Lors de ses chantiers, Michel avait trouvé dans les hautes herbes une surface de béton, vestige sans doute d'un ancien emplacement de camp des Travaux Publics. Il y avait fait monter en hâte une hutte en feuilles et décidé de m'emmener avec lui en brousse pour la semaine. C'était une bonne idée. Nous n'aimions pas être séparés. Malheureusement, jy ai eu une semaine bien pénible car j'étais dévorée des moustiques et ai dû passer le temps à lire ou à tricoter à l'abri de la moustiquaire de mon lit de camp.

Pour les déplacements itinérant, nous avions une malle cantine (vaisselle - batterie de cuisine) et chacun une malle-lit. Chaque broussard recevait cet équipement au départ et était censé tirer son plan où que ce soit, en emportant bien sûr ses vivres ou en troquant avec les indigènes. C'était un strict minimum et peu confortable bien sûr.

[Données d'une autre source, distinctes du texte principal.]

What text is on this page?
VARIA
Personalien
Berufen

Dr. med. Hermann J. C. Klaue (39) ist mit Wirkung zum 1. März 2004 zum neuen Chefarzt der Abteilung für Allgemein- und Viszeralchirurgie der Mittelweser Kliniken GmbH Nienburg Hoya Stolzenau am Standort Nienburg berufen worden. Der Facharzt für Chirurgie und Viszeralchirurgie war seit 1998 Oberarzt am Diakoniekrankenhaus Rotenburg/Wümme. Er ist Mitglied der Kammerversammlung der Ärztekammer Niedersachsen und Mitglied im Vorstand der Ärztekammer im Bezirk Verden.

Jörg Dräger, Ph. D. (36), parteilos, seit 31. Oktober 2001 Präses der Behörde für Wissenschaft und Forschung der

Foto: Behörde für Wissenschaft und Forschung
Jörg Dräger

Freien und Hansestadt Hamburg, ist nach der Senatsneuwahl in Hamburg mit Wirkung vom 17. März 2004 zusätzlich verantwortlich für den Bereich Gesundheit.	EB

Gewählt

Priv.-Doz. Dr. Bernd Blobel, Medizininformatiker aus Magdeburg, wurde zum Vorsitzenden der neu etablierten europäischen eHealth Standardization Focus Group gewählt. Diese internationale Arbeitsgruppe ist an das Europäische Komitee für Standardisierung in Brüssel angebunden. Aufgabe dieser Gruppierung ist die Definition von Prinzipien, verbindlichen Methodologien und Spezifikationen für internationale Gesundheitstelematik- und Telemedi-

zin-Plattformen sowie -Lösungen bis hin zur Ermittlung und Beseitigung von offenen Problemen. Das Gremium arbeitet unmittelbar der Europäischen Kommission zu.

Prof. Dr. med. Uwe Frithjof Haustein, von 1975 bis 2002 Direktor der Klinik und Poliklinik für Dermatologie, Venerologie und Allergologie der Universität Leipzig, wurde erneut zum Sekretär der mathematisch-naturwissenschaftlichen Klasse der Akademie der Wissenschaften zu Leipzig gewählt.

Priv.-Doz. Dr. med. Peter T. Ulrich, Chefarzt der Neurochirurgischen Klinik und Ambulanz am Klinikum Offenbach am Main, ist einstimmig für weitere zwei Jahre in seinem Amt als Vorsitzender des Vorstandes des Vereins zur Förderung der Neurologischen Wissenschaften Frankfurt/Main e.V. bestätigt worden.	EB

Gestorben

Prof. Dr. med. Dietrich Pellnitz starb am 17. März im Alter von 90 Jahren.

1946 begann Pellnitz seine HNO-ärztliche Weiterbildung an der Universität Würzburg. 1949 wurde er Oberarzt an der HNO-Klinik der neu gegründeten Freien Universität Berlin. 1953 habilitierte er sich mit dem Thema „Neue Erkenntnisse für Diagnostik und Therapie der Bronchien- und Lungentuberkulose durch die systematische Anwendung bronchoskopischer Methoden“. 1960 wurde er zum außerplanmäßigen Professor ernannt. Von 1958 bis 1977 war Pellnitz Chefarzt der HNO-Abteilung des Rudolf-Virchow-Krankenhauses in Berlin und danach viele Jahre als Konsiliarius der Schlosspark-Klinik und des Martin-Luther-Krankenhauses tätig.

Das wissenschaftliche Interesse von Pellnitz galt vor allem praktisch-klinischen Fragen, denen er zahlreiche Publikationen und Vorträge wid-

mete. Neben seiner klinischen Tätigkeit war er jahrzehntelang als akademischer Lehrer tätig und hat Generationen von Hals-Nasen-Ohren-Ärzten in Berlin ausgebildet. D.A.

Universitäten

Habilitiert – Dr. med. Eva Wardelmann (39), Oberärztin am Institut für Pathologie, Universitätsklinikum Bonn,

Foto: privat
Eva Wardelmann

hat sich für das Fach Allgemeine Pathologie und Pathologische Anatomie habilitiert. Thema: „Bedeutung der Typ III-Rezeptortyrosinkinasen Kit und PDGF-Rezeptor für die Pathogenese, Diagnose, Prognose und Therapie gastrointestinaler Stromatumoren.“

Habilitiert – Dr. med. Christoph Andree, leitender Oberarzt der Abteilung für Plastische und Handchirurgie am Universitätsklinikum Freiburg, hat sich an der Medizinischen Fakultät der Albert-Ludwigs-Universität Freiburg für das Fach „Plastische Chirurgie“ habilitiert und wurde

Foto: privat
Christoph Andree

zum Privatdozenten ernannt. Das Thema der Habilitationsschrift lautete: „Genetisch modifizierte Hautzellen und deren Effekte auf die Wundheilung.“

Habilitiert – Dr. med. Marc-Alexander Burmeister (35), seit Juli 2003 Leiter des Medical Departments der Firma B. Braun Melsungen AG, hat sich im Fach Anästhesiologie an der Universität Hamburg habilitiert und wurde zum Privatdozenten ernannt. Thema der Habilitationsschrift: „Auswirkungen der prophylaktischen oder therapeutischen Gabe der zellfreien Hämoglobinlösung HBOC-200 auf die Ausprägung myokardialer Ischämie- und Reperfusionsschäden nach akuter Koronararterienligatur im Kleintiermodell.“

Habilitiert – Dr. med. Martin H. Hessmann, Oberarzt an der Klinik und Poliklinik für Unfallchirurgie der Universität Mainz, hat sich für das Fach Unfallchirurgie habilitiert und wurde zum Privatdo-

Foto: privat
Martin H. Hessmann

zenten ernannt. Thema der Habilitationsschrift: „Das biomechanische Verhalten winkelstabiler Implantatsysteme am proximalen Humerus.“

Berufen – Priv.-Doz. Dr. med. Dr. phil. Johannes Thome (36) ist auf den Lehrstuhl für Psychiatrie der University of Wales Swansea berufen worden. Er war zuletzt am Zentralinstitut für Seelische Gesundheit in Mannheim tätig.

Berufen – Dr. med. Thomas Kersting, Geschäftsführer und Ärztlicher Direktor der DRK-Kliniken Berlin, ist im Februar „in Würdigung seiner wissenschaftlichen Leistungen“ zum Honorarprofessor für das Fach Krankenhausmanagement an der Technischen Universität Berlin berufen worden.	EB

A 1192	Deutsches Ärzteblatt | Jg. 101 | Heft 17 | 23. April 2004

En arrivant dans un village, le blanc réquisitionnait table et chaises auprès des habitants. S'il n'y avait pas de gîte de passage, il réquisitionnait la meilleure maison du village!

C'est la seule fois où j'ai accompagné Michel durant la semaine. Les villageois étaient très honorés de ma venue et cherchaient à me faire plaisir avec les produits locaux. Ils sont venus nous apporter des crevettes roses de rivière. J'étais tellement heureuse d'avoir des vivres frais que j'en ai fait préparer beaucoup. Nous en avons mangé matin, midi et soir et nous avons été bien malades tous les deux car n'ayant pas de frigo, la nourriture ne se gardait pas longtemps.

Maman&PapaLa voiture nous causait de plus en plus de problèmes et nous n'osions plus quitter le poste. Le mécanicien de la Symétain nous a proposé de faire le remplacement des segments de piston, chez nous après ses heures d'atelier. Il a démonté le moteur dans le jardin, en posant les pièces côte à côte par terre. Cela a duré des jours et des jours, il travaillait à la lueur d'une lampe à pétrole le soir. J'en étais malade, je disais à Michel "cette voiture ne roulera plus jamais!" Nous avions un projet.... aussitôt que la voiture serait en ordre, nous devions partir en congé à Bukavu chez Georgette et Eugène Vande Walle qui nous attendaient avec impatience. En fait ce serait notre voyage de noces qu'on n'avait pu faire en août.